Since birds and the natural sciences aren’t quite a collection strength at the Newberry, this endeavor was going to be about finding birds sometimes literally in the margins. In this case, there is a bird-like beast right in the middle of the map. It seemed like something that might have a story behind it. Or maybe it was just an ornament to fill some empty space on the map.
One thought—if the creature wasn’t just an ornament—was that it’s the Piasa (pronounced pie-a-saw), a mythical animal of Illinois-speaking peoples. The Piasa was said to have had a reptilian body partially covered with scales, branching horns like those of a deer, and large batlike wings furnished with hooks. The face bore some resemblance to that of a man. Its weapons were its long sharp talons and formidable teeth. I went along with this for a while, but when you look at the typical Piasa versus the de Fer image some more questions begin to arise (more on that in a second).
One of the first things I learned about de Fer was that he never visited the Americas to make this map. Instead, he relied on earlier manuscript maps produced by other royal geographers. One of those was Jean Baptiste Louis Franquelin, who included an illustration of a Piasa on a 1678 map. (It was an illustration drawn from a sketch by Father Jacques Marquette, who saw a pictograph of the creature on a river bluff.)

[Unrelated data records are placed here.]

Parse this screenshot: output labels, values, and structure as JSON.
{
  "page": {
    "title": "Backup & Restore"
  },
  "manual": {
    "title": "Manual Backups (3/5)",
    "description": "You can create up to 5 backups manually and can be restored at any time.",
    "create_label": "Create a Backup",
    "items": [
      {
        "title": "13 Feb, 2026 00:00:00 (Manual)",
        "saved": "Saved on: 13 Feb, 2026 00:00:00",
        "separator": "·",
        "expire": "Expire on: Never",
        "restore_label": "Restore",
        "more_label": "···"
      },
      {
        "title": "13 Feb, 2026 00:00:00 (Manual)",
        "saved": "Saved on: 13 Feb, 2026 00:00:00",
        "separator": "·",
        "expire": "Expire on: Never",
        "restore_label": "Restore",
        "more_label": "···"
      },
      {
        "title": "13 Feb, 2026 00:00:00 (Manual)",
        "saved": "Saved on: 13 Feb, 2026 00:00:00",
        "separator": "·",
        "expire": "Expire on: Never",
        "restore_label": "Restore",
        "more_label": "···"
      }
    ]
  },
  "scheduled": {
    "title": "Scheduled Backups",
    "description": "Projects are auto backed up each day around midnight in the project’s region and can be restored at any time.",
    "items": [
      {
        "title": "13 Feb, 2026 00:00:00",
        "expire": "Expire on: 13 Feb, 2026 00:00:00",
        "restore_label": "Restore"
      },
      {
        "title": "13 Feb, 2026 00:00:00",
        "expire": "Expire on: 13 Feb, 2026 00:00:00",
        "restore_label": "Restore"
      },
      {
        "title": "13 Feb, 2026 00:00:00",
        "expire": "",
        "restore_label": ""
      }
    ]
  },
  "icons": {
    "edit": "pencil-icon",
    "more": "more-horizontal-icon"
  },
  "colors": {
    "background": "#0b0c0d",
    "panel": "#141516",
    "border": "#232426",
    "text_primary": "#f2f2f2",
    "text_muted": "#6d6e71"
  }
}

According to Michael Edmonds in his splendid Taking Flight: A History of Birds and People in the Heart of America (2018), Franquelin’s image from Marquette’s sketch shows a creature without wings—that’s in contrast to the popularly known Piasa.
Edmonds notes that one historian has stated the sketch wasn’t a bird at all, but a “water panther from the Lower World,” a symbol of evil to Algonquian and Siouan people. It was white residents in the early 1800s who painted a new image that loosely resembled a European dragon. “They gave it wings and called it the Piasa bird.”
So making the beast into a bird happened much after the map was printed. This historic postcard shows an early twentieth century Piasa with the wings and dragon look.
Now here’s where a possible birding angle comes in. One of the birds often noted in early accounts by Europeans is the Pinnated Grouse, what we would now call the Greater Prairie Chicken. (As you might recall, I’ve been working on a short film called The Best-Known Grouse of the Western States; here’s the 47-second teaser video.) Many early settlers wrote about the Prairie Chicken as it was unmistakable and very numerous. Its eerie “booming” sounds were hallmarks of the prairie, which was teeming with Prairie Chickens for millennia. Here’s a look at the Prairie Chicken, or Pinnated Grouse:
When I examined the de Fer image again, I saw a lot in common with the grouse. What might be the Piasa’s horns could actually be the grouse’s raised feather tufts, which gave it the name “pinnated.” Maybe word of that description made it from North America to de Fer in France. You might say the coloration is off and that the Pinnated Grouse is obviously gray with some tawny. But then take a look at this grouse:
The coloration of the Red Grouse, a bird of the British Isles, sure does resemble that of the de Fer fowl. It’s a grouse that would have been found much closer to France and de Fer. Maybe something got lost in translation and de Fer depicted the Prairie Chicken as being reddish-brown but with the pinnated tufts. The bird on the map might be a combination of the Red Grouse—a familiar species to Europeans—and the Pinnated Grouse.
Again, the point of this post is not just a naked attempt at promoting the exhibition (sponsorship information available here). But also to provide a glimpse into the process of curating an exhibition and the twists and turns—and dead ends—that one encounters.
Indeed, the de Fer map will not be in my exhibition. It just appeared in another exhibition, Indigenous Chicago, and 300-plus-year-old maps can’t see the light of day very often. (I learned about this as I started to look into the reddish grouse on the map and made a request to conservators.)
Further, the map beast may not have a lot of meaning at all. I ran my reasoning and these conjectures past a historian who knows quite a bit about both birds and old colonial documents. He counseled me not to rely much on the animals on the maps—maybe they are just ornaments.
“I’d be cautious about interpreting too much from the image on the de Fer map, though, since both the artist and engraver in Paris had probably never seen a live prairie chicken. The images on early maps were often intended merely to fill blank spaces and were more decorative than informative.”
Alas, it may be impossible to know what de Fer was thinking when he made this map. And perhaps the little bird image doesn’t hold a lot of meaning. But in this research journey, maybe I’ve learned something. I’ll take that as a positive.
It's placed appropriately for a prairie chicken, also! I choose to believe that's what it is (with the color mixup you mention) and accept that it may be more happy accident than great planning that got its location right.